General-Anzeiger
Bonn vom 30. September/1. Oktober 2006
Erpeler erteilen Nachhilfe in
der Mundart
Am 3. Oktober
feiert "Die Brücke" Premiere im Tunnel
Eine kleine Vorhut der 9. US-Panzerdivision
unter Leitung des deutschstämmigen Karl Timmermann erreicht
am 7. März 1944 um 11 Uhr eine intakte Ludendorffbrücke.

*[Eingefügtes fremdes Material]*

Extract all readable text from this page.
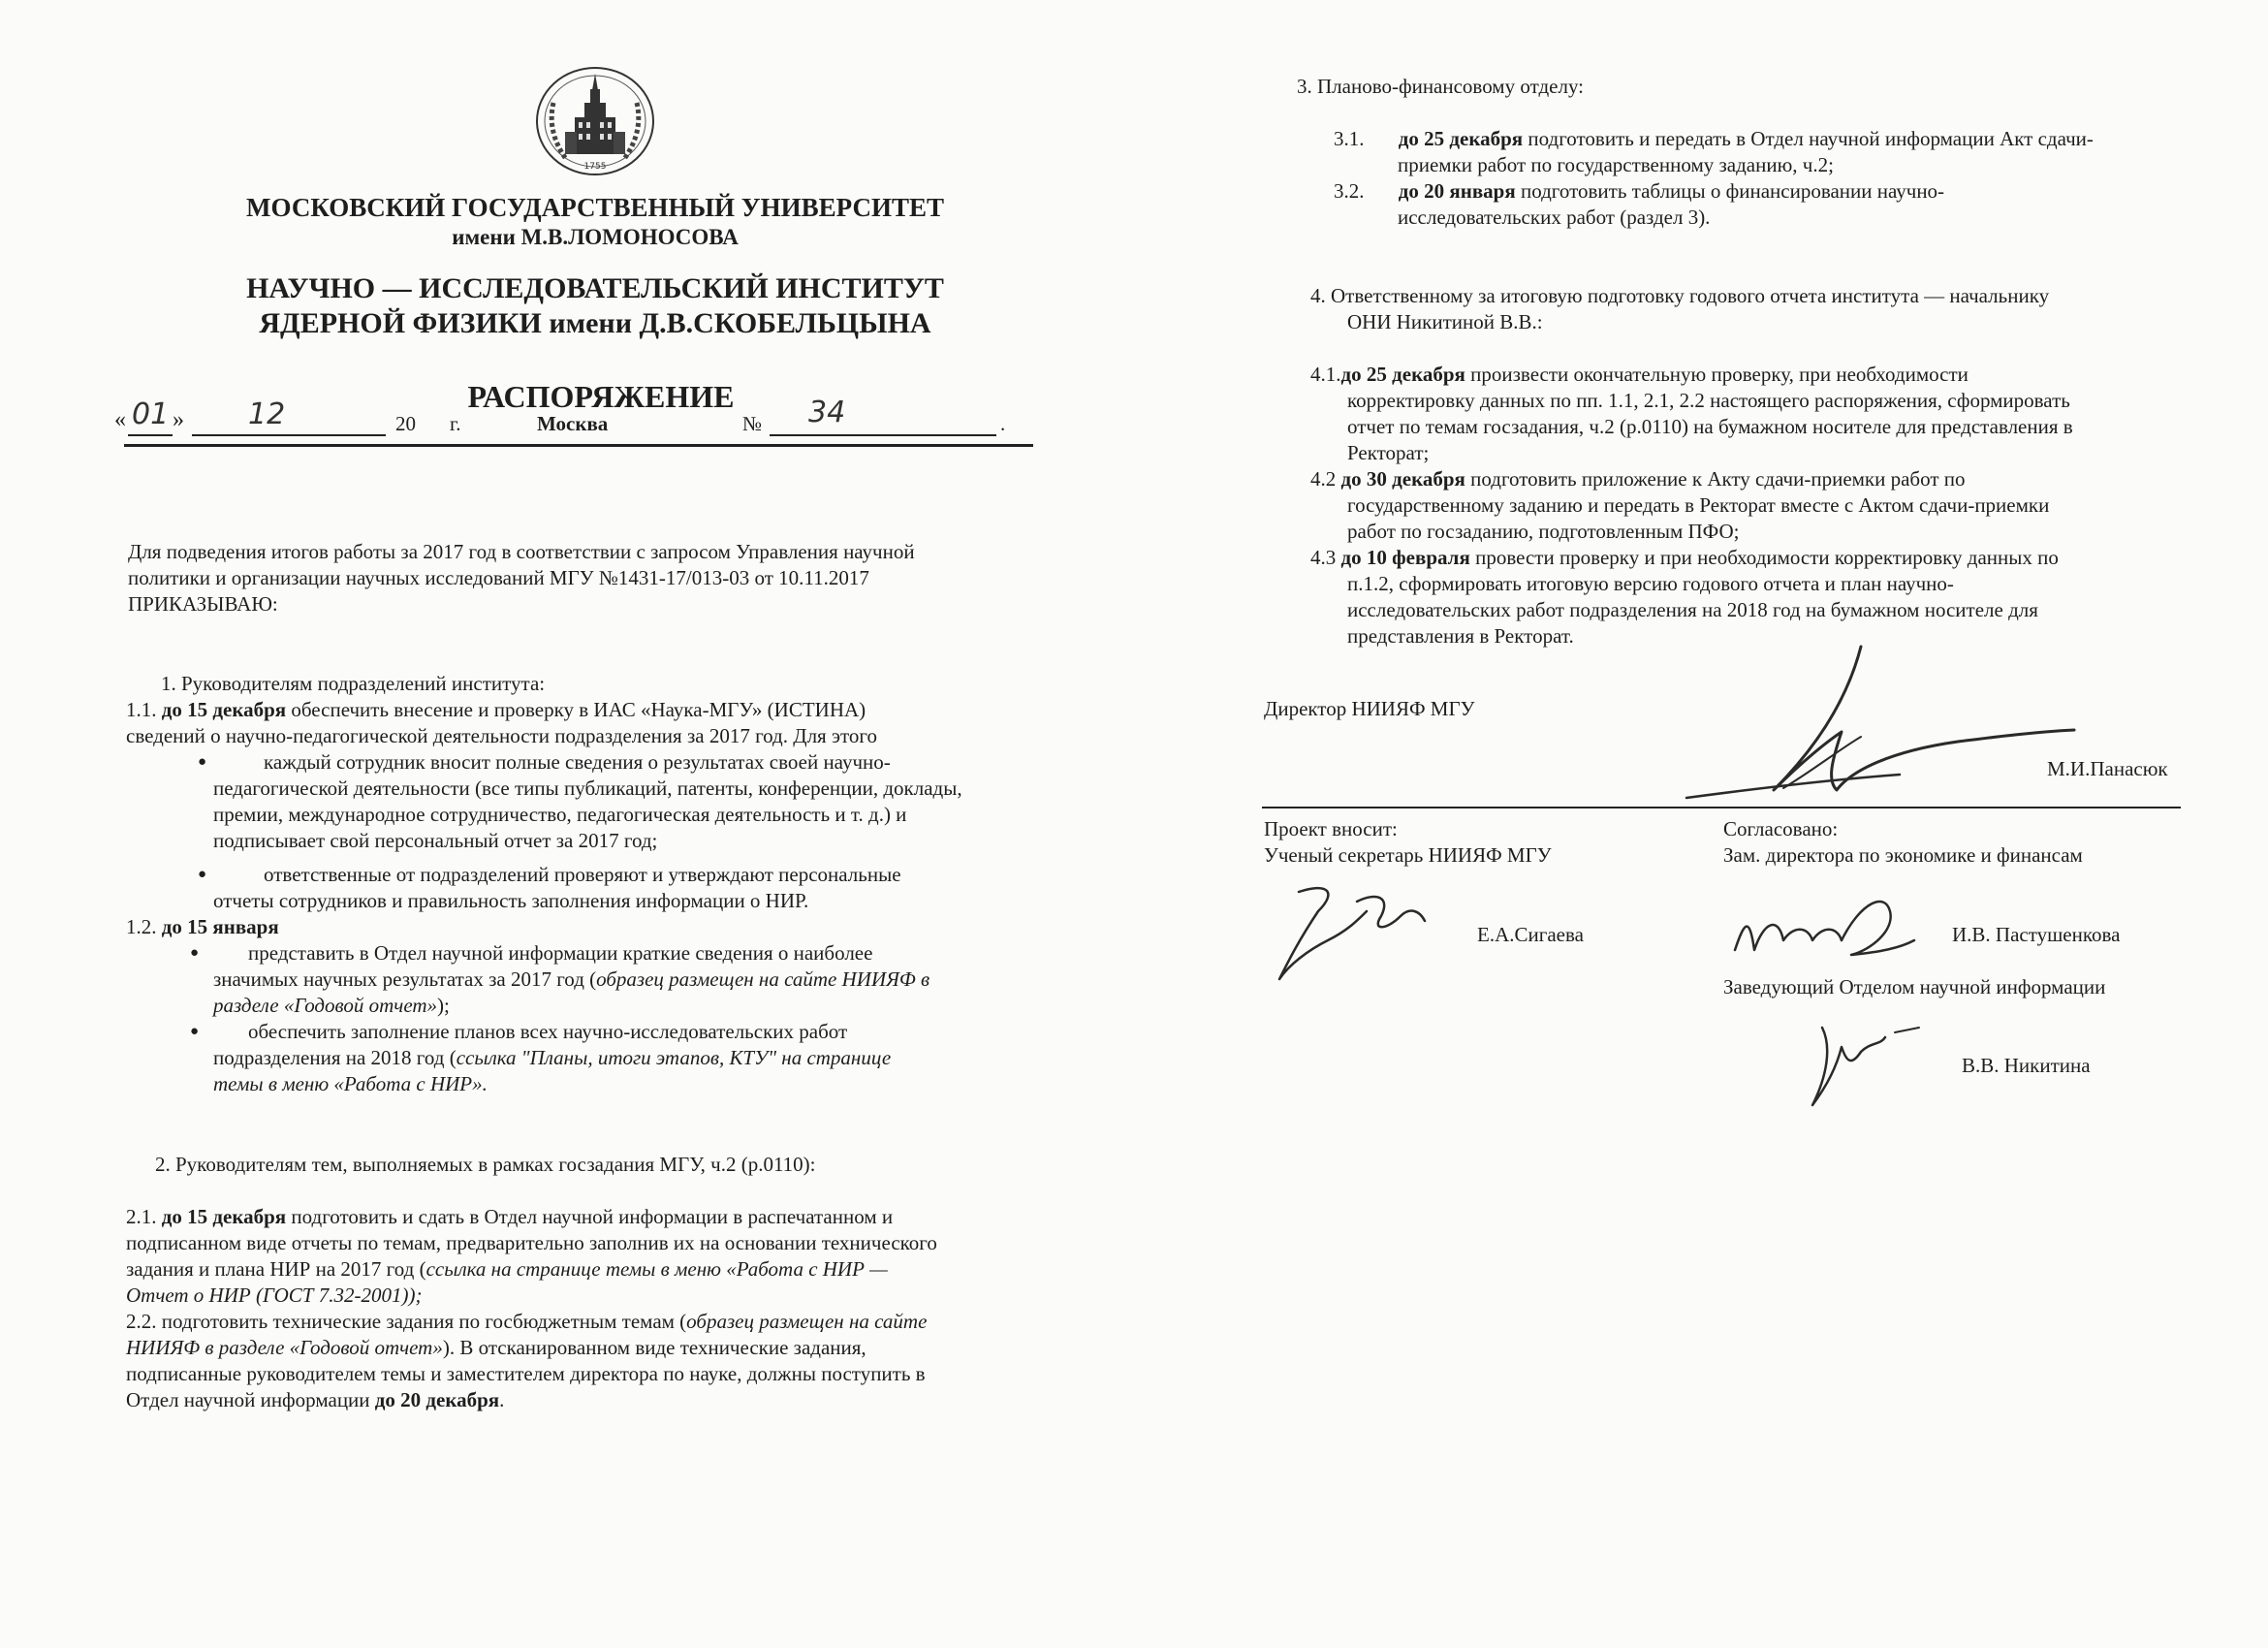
1755
МОСКОВСКИЙ ГОСУДАРСТВЕННЫЙ УНИВЕРСИТЕТ
имени М.В.ЛОМОНОСОВА
НАУЧНО — ИССЛЕДОВАТЕЛЬСКИЙ ИНСТИТУТ
ЯДЕРНОЙ ФИЗИКИ имени Д.В.СКОБЕЛЬЦЫНА
РАСПОРЯЖЕНИЕ
« 01 » 12	20 г.	Москва	№ 34	.
Для подведения итогов работы за 2017 год в соответствии с запросом Управления научной
политики и организации научных исследований МГУ №1431-17/013-03 от 10.11.2017
ПРИКАЗЫВАЮ:
1. Руководителям подразделений института:
1.1. до 15 декабря обеспечить внесение и проверку в ИАС «Наука-МГУ» (ИСТИНА)
сведений о научно-педагогической деятельности подразделения за 2017 год. Для этого
●	каждый сотрудник вносит полные сведения о результатах своей научно-
педагогической деятельности (все типы публикаций, патенты, конференции, доклады,
премии, международное сотрудничество, педагогическая деятельность и т. д.) и
подписывает свой персональный отчет за 2017 год;
●	ответственные от подразделений проверяют и утверждают персональные
отчеты сотрудников и правильность заполнения информации о НИР.
1.2. до 15 января
● представить в Отдел научной информации краткие сведения о наиболее
значимых научных результатах за 2017 год (образец размещен на сайте НИИЯФ в
разделе «Годовой отчет»);
● обеспечить заполнение планов всех научно-исследовательских работ
подразделения на 2018 год (ссылка "Планы, итоги этапов, КТУ" на странице
темы в меню «Работа с НИР».
2. Руководителям тем, выполняемых в рамках госзадания МГУ, ч.2 (р.0110):
2.1. до 15 декабря подготовить и сдать в Отдел научной информации в распечатанном и
подписанном виде отчеты по темам, предварительно заполнив их на основании технического
задания и плана НИР на 2017 год (ссылка на странице темы в меню «Работа с НИР —
Отчет о НИР (ГОСТ 7.32-2001));
2.2. подготовить технические задания по госбюджетным темам (образец размещен на сайте
НИИЯФ в разделе «Годовой отчет»). В отсканированном виде технические задания,
подписанные руководителем темы и заместителем директора по науке, должны поступить в
Отдел научной информации до 20 декабря.
3. Планово-финансовому отделу:
3.1. до 25 декабря подготовить и передать в Отдел научной информации Акт сдачи-
приемки работ по государственному заданию, ч.2;
3.2. до 20 января подготовить таблицы о финансировании научно-
исследовательских работ (раздел 3).
4. Ответственному за итоговую подготовку годового отчета института — начальнику
ОНИ Никитиной В.В.:
4.1.до 25 декабря произвести окончательную проверку, при необходимости
корректировку данных по пп. 1.1, 2.1, 2.2 настоящего распоряжения, сформировать
отчет по темам госзадания, ч.2 (р.0110) на бумажном носителе для представления в
Ректорат;
4.2 до 30 декабря подготовить приложение к Акту сдачи-приемки работ по
государственному заданию и передать в Ректорат вместе с Актом сдачи-приемки
работ по госзаданию, подготовленным ПФО;
4.3 до 10 февраля провести проверку и при необходимости корректировку данных по
п.1.2, сформировать итоговую версию годового отчета и план научно-
исследовательских работ подразделения на 2018 год на бумажном носителе для
представления в Ректорат.
Директор НИИЯФ МГУ
М.И.Панасюк
Проект вносит:
Ученый секретарь НИИЯФ МГУ
Е.А.Сигаева
Согласовано:
Зам. директора по экономике и финансам
И.В. Пастушенкова
Заведующий Отделом научной информации
В.В. Никитина
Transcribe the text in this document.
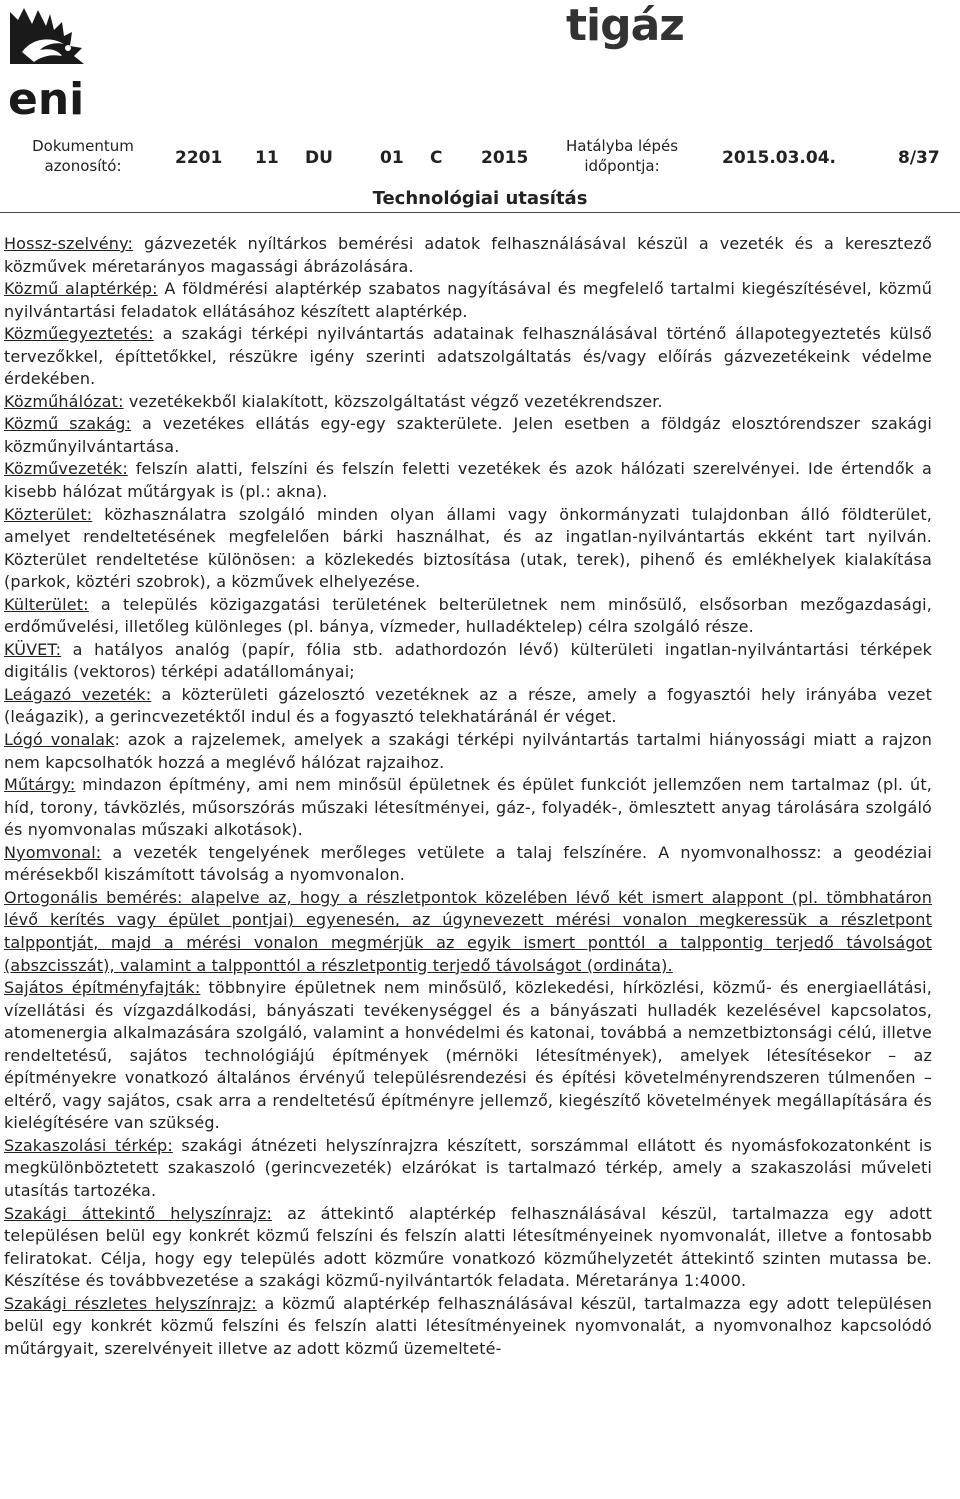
eni
tigáz
Dokumentum azonosító:	2201 11 DU	01 C 2015
Hatályba lépés időpontja:	2015.03.04.	8/37
Technológiai utasítás

Hossz-szelvény: gázvezeték nyíltárkos bemérési adatok felhasználásával készül a vezeték és a keresztező közművek méretarányos magassági ábrázolására.

Közmű alaptérkép: A földmérési alaptérkép szabatos nagyításával és megfelelő tartalmi kiegészítésével, közmű nyilvántartási feladatok ellátásához készített alaptérkép.

Közműegyeztetés: a szakági térképi nyilvántartás adatainak felhasználásával történő állapotegyeztetés külső tervezőkkel, építtetőkkel, részükre igény szerinti adatszolgáltatás és/vagy előírás gázvezetékeink védelme érdekében.

Közműhálózat: vezetékekből kialakított, közszolgáltatást végző vezetékrendszer.

Közmű szakág: a vezetékes ellátás egy-egy szakterülete. Jelen esetben a földgáz elosztórendszer szakági közműnyilvántartása.

Közművezeték: felszín alatti, felszíni és felszín feletti vezetékek és azok hálózati szerelvényei. Ide értendők a kisebb hálózat műtárgyak is (pl.: akna).

Közterület: közhasználatra szolgáló minden olyan állami vagy önkormányzati tulajdonban álló földterület, amelyet rendeltetésének megfelelően bárki használhat, és az ingatlan-nyilvántartás ekként tart nyilván. Közterület rendeltetése különösen: a közlekedés biztosítása (utak, terek), pihenő és emlékhelyek kialakítása (parkok, köztéri szobrok), a közművek elhelyezése.

Külterület: a település közigazgatási területének belterületnek nem minősülő, elsősorban mezőgazdasági, erdőművelési, illetőleg különleges (pl. bánya, vízmeder, hulladéktelep) célra szolgáló része.

KÜVET: a hatályos analóg (papír, fólia stb. adathordozón lévő) külterületi ingatlan-nyilvántartási térképek digitális (vektoros) térképi adatállományai;

Leágazó vezeték: a közterületi gázelosztó vezetéknek az a része, amely a fogyasztói hely irányába vezet (leágazik), a gerincvezetéktől indul és a fogyasztó telekhatáránál ér véget.

Lógó vonalak: azok a rajzelemek, amelyek a szakági térképi nyilvántartás tartalmi hiányossági miatt a rajzon nem kapcsolhatók hozzá a meglévő hálózat rajzaihoz.

Műtárgy: mindazon építmény, ami nem minősül épületnek és épület funkciót jellemzően nem tartalmaz (pl. út, híd, torony, távközlés, műsorszórás műszaki létesítményei, gáz-, folyadék-, ömlesztett anyag tárolására szolgáló és nyomvonalas műszaki alkotások).

Nyomvonal: a vezeték tengelyének merőleges vetülete a talaj felszínére. A nyomvonalhossz: a geodéziai mérésekből kiszámított távolság a nyomvonalon.

Ortogonális bemérés: alapelve az, hogy a részletpontok közelében lévő két ismert alappont (pl. tömbhatáron lévő kerítés vagy épület pontjai) egyenesén, az úgynevezett mérési vonalon megkeressük a részletpont talppontját, majd a mérési vonalon megmérjük az egyik ismert ponttól a talppontig terjedő távolságot (abszcisszát), valamint a talpponttól a részletpontig terjedő távolságot (ordináta).

Sajátos építményfajták: többnyire épületnek nem minősülő, közlekedési, hírközlési, közmű- és energiaellátási, vízellátási és vízgazdálkodási, bányászati tevékenységgel és a bányászati hulladék kezelésével kapcsolatos, atomenergia alkalmazására szolgáló, valamint a honvédelmi és katonai, továbbá a nemzetbiztonsági célú, illetve rendeltetésű, sajátos technológiájú építmények (mérnöki létesítmények), amelyek létesítésekor – az építményekre vonatkozó általános érvényű településrendezési és építési követelményrendszeren túlmenően – eltérő, vagy sajátos, csak arra a rendeltetésű építményre jellemző, kiegészítő követelmények megállapítására és kielégítésére van szükség.

Szakaszolási térkép: szakági átnézeti helyszínrajzra készített, sorszámmal ellátott és nyomásfokozatonként is megkülönböztetett szakaszoló (gerincvezeték) elzárókat is tartalmazó térkép, amely a szakaszolási műveleti utasítás tartozéka.

Szakági áttekintő helyszínrajz: az áttekintő alaptérkép felhasználásával készül, tartalmazza egy adott településen belül egy konkrét közmű felszíni és felszín alatti létesítményeinek nyomvonalát, illetve a fontosabb feliratokat. Célja, hogy egy település adott közműre vonatkozó közműhelyzetét áttekintő szinten mutassa be. Készítése és továbbvezetése a szakági közmű-nyilvántartók feladata. Méretaránya 1:4000.

Szakági részletes helyszínrajz: a közmű alaptérkép felhasználásával készül, tartalmazza egy adott településen belül egy konkrét közmű felszíni és felszín alatti létesítményeinek nyomvonalát, a nyomvonalhoz kapcsolódó műtárgyait, szerelvényeit illetve az adott közmű üzemelteté-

Um 13.40 Uhr beginnen die Alliierten von der linken Rheinseite
aus den Angriff auf den Brückenkopf in Erpel. Die Einheimischen,
die im Tunnel unter der Erpeler Ley Schutz gesucht haben,
fühlen sich wie in einer Falle. Einige Frauen, begleitet
von Willi Feldens, laufen mit weißen Tüchern heraus.
Ein Opfer ist zu beklagen: Feldens, dem wohl seine Eisenbahneruniform
zum Verhängnis wird, stirbt an den Folgen eines Bauchschusses.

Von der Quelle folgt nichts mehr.